Dass Shadow mir in den Wald gefolgt war, verunsicherte mich zwar ein wenig, doch immerhin schien er nicht mehr sauer zu sein.
Das Problem war jedoch, dass ich nun, statt zu trainieren, mit Shadow herumalberte.
Und als Professor Morgan am späten Nachmittag ankündigte, wir sollten uns draußen in der Aula versammeln, wusste ich noch immer nicht, was ich bei dem Talentwettbewerb präsentieren sollte.
Andererseits waren spontane, nicht wirklich gut durchdachte Aktionen eben ziemlich typisch für mich...
Während alle Schüler unseres Jahrgangs und auch ein paar Schaulustige der Älteren in den halbrunden, steinernen Rängen Platz nahmen, stellte sich Professor Morgan auf das leicht erhöhte Podium und holte eine Liste mit Namen hervor.
Nervös blickte ich mich um.
Es war vielleicht einfach, nur vor den Augen Poseidons meine Kräfte unter Kontrolle zu halten. Doch vor dem gesamten Jahrgang war das noch einmal etwas ganz anderes.
"Ruhe, bitte!", verschaffte sich Professor Morgan mit lauter Stimme Gehör. Augenblicklich wurde das laute Gemurmel zu einem vereinzelten Flüstern.
"Willkommen zum jährlichen Talentwettbewerb der neuen Schüler.
Ihr werdet jetzt nach einander aufgerufen werden und eure Kräfte vorführen. Anschließend werdet ihr von Professor Jones, Professor Rutherford, Professor Lightman und mir bewertet. Wie ihr wisst, ist diese Bewertung für euch sehr wichtig - also gebt euer Bestes. Und nun: Fangen wir an."
Sie setzte sich zu den anderen drei Lehrern an ein Pult, das mit Blick auf die steinerne Bühne gerichtet war und begann dann mit der Verkündung der Namen.
Der erste Schüler war ein Eunomia, der mir bisher nur einige Male beim magischen Kampftraining durch seine außergewöhnliche Kampftechnik aufgefallen war.
Er erzeugte in seinen Händen eine Kugel aus weißem Licht, ließ sie nach oben schweben, immer größer werden und schließlich wie ein Feuerwerk über unseren Köpfen explodieren.

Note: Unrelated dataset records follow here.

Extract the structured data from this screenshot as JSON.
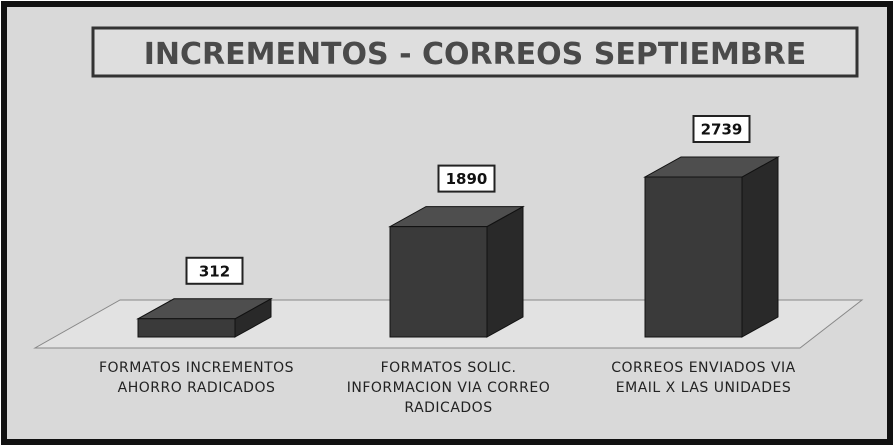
{
  "chart_data": {
    "type": "bar3d",
    "title": "INCREMENTOS - CORREOS SEPTIEMBRE",
    "categories": [
      "FORMATOS INCREMENTOS AHORRO RADICADOS",
      "FORMATOS SOLIC. INFORMACION VIA CORREO RADICADOS",
      "CORREOS ENVIADOS VIA EMAIL X LAS UNIDADES"
    ],
    "values": [
      312,
      1890,
      2739
    ],
    "color": "#3a3a3a"
  }
}
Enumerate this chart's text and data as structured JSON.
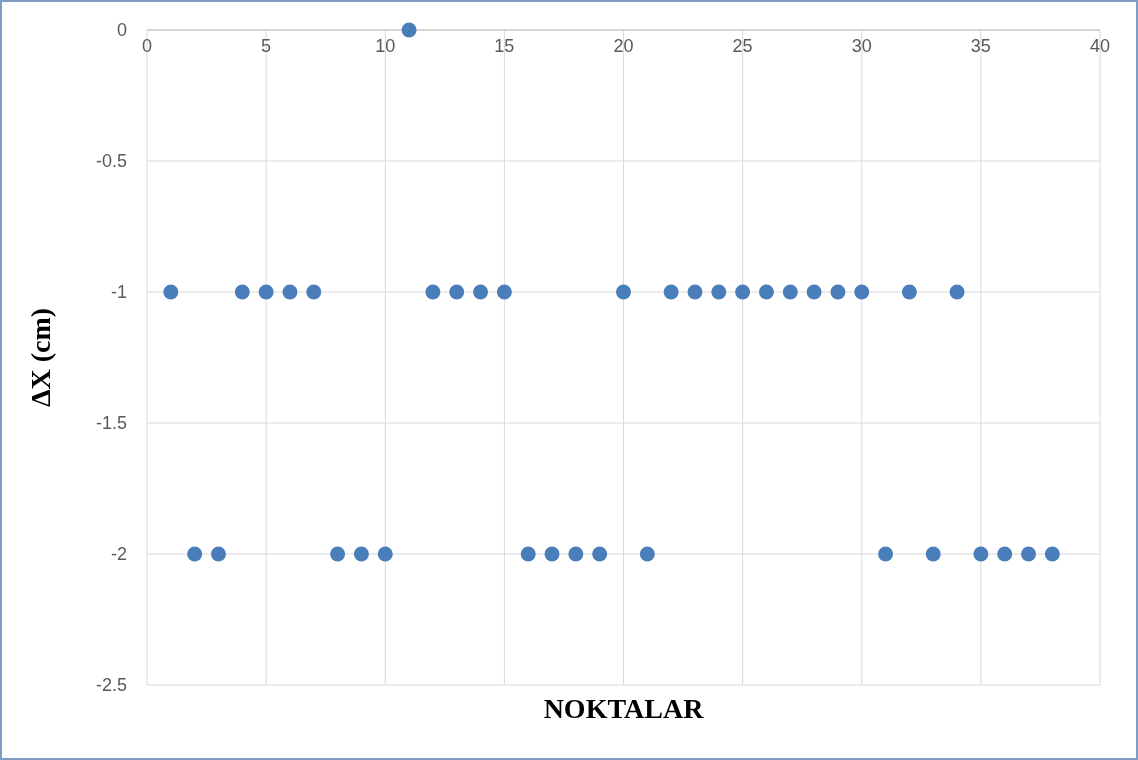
{
  "chart_data": {
    "type": "scatter",
    "xlabel": "NOKTALAR",
    "ylabel": "ΔX (cm)",
    "x": [
      1,
      2,
      3,
      4,
      5,
      6,
      7,
      8,
      9,
      10,
      11,
      12,
      13,
      14,
      15,
      16,
      17,
      18,
      19,
      20,
      21,
      22,
      23,
      24,
      25,
      26,
      27,
      28,
      29,
      30,
      31,
      32,
      33,
      34,
      35,
      36,
      37,
      38
    ],
    "series": [
      {
        "color": "#4a7ebb",
        "values": [
          -1,
          -2,
          -2,
          -1,
          -1,
          -1,
          -1,
          -2,
          -2,
          -2,
          0,
          -1,
          -1,
          -1,
          -1,
          -2,
          -2,
          -2,
          -2,
          -1,
          -2,
          -1,
          -1,
          -1,
          -1,
          -1,
          -1,
          -1,
          -1,
          -1,
          -2,
          -1,
          -2,
          -1,
          -2,
          -2,
          -2,
          -2
        ]
      }
    ],
    "xlim": [
      0,
      40
    ],
    "xticks": [
      0,
      5,
      10,
      15,
      20,
      25,
      30,
      35,
      40
    ],
    "ylim": [
      -2.5,
      0
    ],
    "yticks": [
      0,
      -0.5,
      -1,
      -1.5,
      -2,
      -2.5
    ],
    "grid": true,
    "marker": "circle"
  }
}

Einige Schüler klatschten Beifall, Professor Rutherford nickte anerkennend und notierte sich etwas auf ihrem Bewertungsbogen.
Jones hingegen musterte den Eunomia verächtlich aus zusammengekniffenen Augen.
Na toll!
Wenn er bei einem Feuerwerk aus Licht schon so reagierte, wie würde er sich dann verhalten, wenn ich an der Reihe war?
"Wow. Echt starker Auftritt", stellte Kilian beeindruckt fest.
Eve nickte begeistert und wirkte zugleich etwas verängstigt.
Wenig später war Lucas dran, dessen Stimme in den Köpfen aller Schüler laut widerhallte, ohne dass er dazu den Mund öffnen musste.
Dann folgte Kilian, der alle mit seiner Nummer zum Lachen brachte.
Überrascht sah ich, wie sich sein gesamtes Aussehen zunächst zu dem von Argon änderte, dann zu Harry und schließlich zu Professor Morgan.
Während er sein Äußeres veränderte, ahmte er auch typische Gesten und Posen nach und als er den Lehrern gekonnt einen strengen, Professor-Morgan-typischen Blick zuwarf, brachen wir Schüler in schallendes Gelächter aus.
Selbst Professor Morgan, die sich bemühte, Kilians Blick ebenso streng zu erwidern, konnte sich ein leichtes Schmunzeln nicht verkneifen.
Eve ließ alles um sie herum abwechselnd in Zeitraffer und in verlangsamter Geschwindigkeit geschehen und Argon legte eine pompöse Darbietung hin, indem er einen riesigen Kreis aus loderndem Feuer aus dem Boden heraufbeschwor. Inmitten der Flammen stand er seelenruhig und wirkte in diesem Moment so, als wäre es einzig und allein seine Bestimmung, der nächste Herrscher von Salem zu werden.
Einige der anderen flüsterten ehrfürchtig oder schmachteten ihn bewundernd an, während Kilian Argon nur lässig abklatschte, als dieser zu uns zurückkehrte.
Als ich meinen eigenen Namen hörte, klopfte mein Herz so laut, dass ich meinte, alle anderen könnten es hören.
Wie sollte ich das denn noch übertreffen?
Mit einem mulmigen Gefühl lief ich zum Podium und versuchte, mir nichts von meiner Nervosität anmerken zu lassen, während ich mich fragte, warum ich nicht einfach die Erste hätte sein können.
Als ich auf dem steinernen Podest stand, sah ich erst zu Eve, die mich begeistert anstrahlte, dann zu Professor Morgan, die mir aufmunternd zunickte.
Schließlich wanderte mein Blick zu Shadow, der mich mit lässig verschränkten Armen und einem süffisanten Grinsen musterte.
Und in diesem Moment wusste ich, was ich zu tun hatte: Ich würde es ihm zeigen.
Ich hatte diese Sache zwar erst einmal mit Professor Morgan geübt und die Chancen standen nicht gerade gut dafür, dass es in einem solch großen Rahmen überhaupt klappen würde. Doch was war das Leben schon ohne Herausforderungen?
Ich schloss meine Augen und versuchte alles um mich herum auszublenden und mich einzig und allein auf das Kribbeln der Magie in meinen Händen zu konzentrieren.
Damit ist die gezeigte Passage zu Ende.